За жбан тебе заплатим...

Олька тянула долго, как только могла: "Мой зеленый жбан...", а затем заливалась смехом. Клень отрывал губы от гобоя и отвечал ей, как настоящий пан, очень важно:

Тише, панна, не плачь же...

И сейчас, вспоминая в ночи дневное веселье, он наигрывал "Мой зеленый жбан" и улыбался, насколько можно было улыбаться губами, дующими в гобой. Но мороз был сильный, и губы у него примерзали к мундштуку инструмента, а пальцы совсем онемели, перебирая клапаны. Вскоре он перестал играть и пошел дальше, немного запыхавшись, и лицо его окуталось паром его дыхания. Он только сейчас понял, что снег на лугах глубже, чем на проезжей дороге, и что нелегко вытаскивать из него такие длинные ноги. Кроме того, на лугу кое-где были впадины, незаметные под давно завалившим их снегом, и переходить их приходилось, увязая в снегу по колено. Клень пожалел, что сошел с дороги, потому что там ему могла бы встретиться какая-нибудь подвода до Пониклы.

Звезды мерцали все ярче, мороз становился все крепче, а пан Клень даже вспотел, так он устал. Когда же временами поднимался ветер и проносился по лугу к реке, ему становилось очень холодно. Он снова попытался играть, но, когда губы были заняты, уставал еще больше.

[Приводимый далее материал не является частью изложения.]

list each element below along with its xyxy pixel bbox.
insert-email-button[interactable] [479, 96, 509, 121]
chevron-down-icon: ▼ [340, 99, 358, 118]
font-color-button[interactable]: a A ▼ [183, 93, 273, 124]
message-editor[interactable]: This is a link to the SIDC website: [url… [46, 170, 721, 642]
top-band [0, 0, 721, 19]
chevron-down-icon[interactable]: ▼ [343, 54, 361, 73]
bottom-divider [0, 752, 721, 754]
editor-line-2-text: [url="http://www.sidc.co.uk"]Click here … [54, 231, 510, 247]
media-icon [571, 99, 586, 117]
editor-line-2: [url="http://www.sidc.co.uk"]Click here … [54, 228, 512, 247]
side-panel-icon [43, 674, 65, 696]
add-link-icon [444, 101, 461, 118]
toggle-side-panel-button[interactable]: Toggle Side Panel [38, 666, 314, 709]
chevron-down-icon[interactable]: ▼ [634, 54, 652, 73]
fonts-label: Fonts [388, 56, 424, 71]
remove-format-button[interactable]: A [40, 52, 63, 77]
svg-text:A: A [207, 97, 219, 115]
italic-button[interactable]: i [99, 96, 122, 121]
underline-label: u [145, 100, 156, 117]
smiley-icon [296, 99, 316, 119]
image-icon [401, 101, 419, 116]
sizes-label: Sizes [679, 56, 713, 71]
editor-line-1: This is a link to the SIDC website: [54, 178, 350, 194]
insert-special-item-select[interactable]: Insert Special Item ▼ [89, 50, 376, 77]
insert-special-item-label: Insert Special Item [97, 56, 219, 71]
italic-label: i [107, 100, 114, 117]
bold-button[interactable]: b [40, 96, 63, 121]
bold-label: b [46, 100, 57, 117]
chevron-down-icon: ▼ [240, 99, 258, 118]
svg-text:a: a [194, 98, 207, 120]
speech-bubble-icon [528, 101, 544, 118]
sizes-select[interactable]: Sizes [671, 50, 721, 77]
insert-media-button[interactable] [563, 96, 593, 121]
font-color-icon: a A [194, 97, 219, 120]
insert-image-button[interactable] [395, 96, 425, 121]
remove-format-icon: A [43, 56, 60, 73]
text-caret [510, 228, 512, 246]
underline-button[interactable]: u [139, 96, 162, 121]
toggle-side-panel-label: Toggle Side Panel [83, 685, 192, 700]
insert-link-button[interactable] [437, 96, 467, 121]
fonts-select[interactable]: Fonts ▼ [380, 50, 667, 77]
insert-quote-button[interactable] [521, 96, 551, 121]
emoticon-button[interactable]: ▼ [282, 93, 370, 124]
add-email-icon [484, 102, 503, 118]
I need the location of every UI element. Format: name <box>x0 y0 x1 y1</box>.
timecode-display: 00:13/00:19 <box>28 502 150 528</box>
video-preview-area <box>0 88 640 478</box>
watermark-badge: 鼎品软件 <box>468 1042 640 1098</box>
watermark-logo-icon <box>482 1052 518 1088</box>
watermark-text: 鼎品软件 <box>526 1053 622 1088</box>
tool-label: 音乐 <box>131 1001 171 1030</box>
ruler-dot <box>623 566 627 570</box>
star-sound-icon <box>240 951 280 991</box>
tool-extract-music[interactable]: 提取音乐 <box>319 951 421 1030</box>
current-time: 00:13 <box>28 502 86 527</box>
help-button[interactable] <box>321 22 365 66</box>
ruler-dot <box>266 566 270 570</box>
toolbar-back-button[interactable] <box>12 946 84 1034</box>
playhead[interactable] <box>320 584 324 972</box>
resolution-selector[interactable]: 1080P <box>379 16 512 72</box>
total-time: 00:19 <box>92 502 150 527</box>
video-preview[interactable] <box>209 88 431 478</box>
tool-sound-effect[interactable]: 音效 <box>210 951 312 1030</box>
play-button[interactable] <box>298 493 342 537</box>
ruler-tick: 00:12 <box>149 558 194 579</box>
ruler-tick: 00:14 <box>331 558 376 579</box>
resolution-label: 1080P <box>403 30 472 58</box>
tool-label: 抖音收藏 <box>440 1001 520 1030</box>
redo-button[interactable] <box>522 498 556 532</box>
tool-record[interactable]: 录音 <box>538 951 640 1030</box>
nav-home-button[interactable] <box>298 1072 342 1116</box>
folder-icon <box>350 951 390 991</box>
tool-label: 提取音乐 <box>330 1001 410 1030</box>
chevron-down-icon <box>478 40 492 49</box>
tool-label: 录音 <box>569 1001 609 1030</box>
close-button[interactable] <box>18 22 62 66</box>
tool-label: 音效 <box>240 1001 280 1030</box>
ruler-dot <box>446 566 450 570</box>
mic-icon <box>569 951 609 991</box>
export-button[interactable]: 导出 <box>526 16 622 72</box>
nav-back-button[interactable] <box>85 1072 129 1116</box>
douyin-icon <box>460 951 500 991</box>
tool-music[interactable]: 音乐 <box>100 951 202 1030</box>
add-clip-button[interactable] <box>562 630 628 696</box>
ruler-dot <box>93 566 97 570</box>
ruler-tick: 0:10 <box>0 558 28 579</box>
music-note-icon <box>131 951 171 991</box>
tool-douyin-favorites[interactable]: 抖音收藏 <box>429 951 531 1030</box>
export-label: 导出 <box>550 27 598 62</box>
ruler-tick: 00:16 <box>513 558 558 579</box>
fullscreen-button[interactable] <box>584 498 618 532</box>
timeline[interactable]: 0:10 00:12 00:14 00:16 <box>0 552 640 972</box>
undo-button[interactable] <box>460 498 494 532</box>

Его начало охватывать чувство одиночества. Кругом было так пусто, тихо и глухо, что даже странно было. Б Поникле его ждал теплый дом, но он хотел думать о Заграбье и говорил себе: "Олька идет спать, но там, в комнате, слава богу, тепло". И от мысли, что Ольке светло и тепло, радовалось честное сердце пана Кленя, хотя самому ему было темно и холодно.

Луга кончились, наконец, и начались пастбища, местами поросшие можжевельником. Пан Клень был уже так измучен, что ему хотелось сесть и отдохнуть под первым попавшимся укромным кустом. Но он подумал: "Замерзну!" - и пошел дальше. К несчастью, возле можжевеловых кустов, как и у плетней, иногда наметает большие сугробы. Клень, миновав несколько таких сугробов, так обессилел"; что, наконец, сказал себе: "Сяду. Если не усну, то и не замерзну. А чтобы не уснуть, еще сыграю "Мой зеленый жбан".

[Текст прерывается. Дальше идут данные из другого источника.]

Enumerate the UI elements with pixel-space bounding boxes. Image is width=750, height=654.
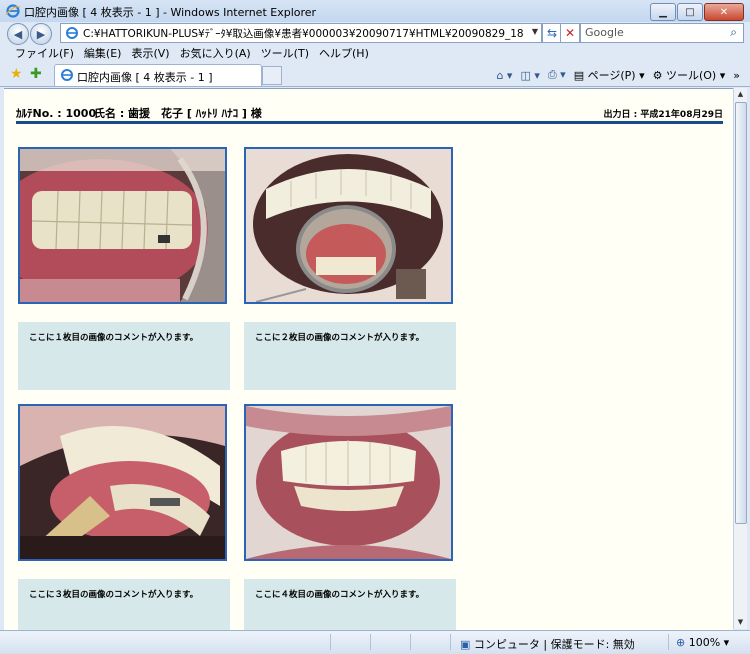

Он сел и снова начал играть, и снова слабый голос гобоя прозвучал среди ночной тишины в снегах. Но веки Кленя слипались все больше, и звуки "Зеленого жбана" постепенно слабели, затихали и умолкли, наконец, совсем. Однако он боролся еще со сном, сохранял еще сознание, думал еще об Ольке, но в то же время все больше чувствовал себя покинутым, одиноким, как будто забытым, и он удивился, что нет с ним Ольки в эту ночь, в этой глуши. Он начал бормотать: "Олька, где ты?" А потом позвал ее: "Олька!" И гобой выскользнул из его онемевших рук.

Наутро заря осветила Кленя. Он сидел на снегу, гобой лежал у его длинных ног. На посиневшем лице его застыло удивление, и в то же время он как будто заслушался в последний раз песенки "Мой зеленый жбан".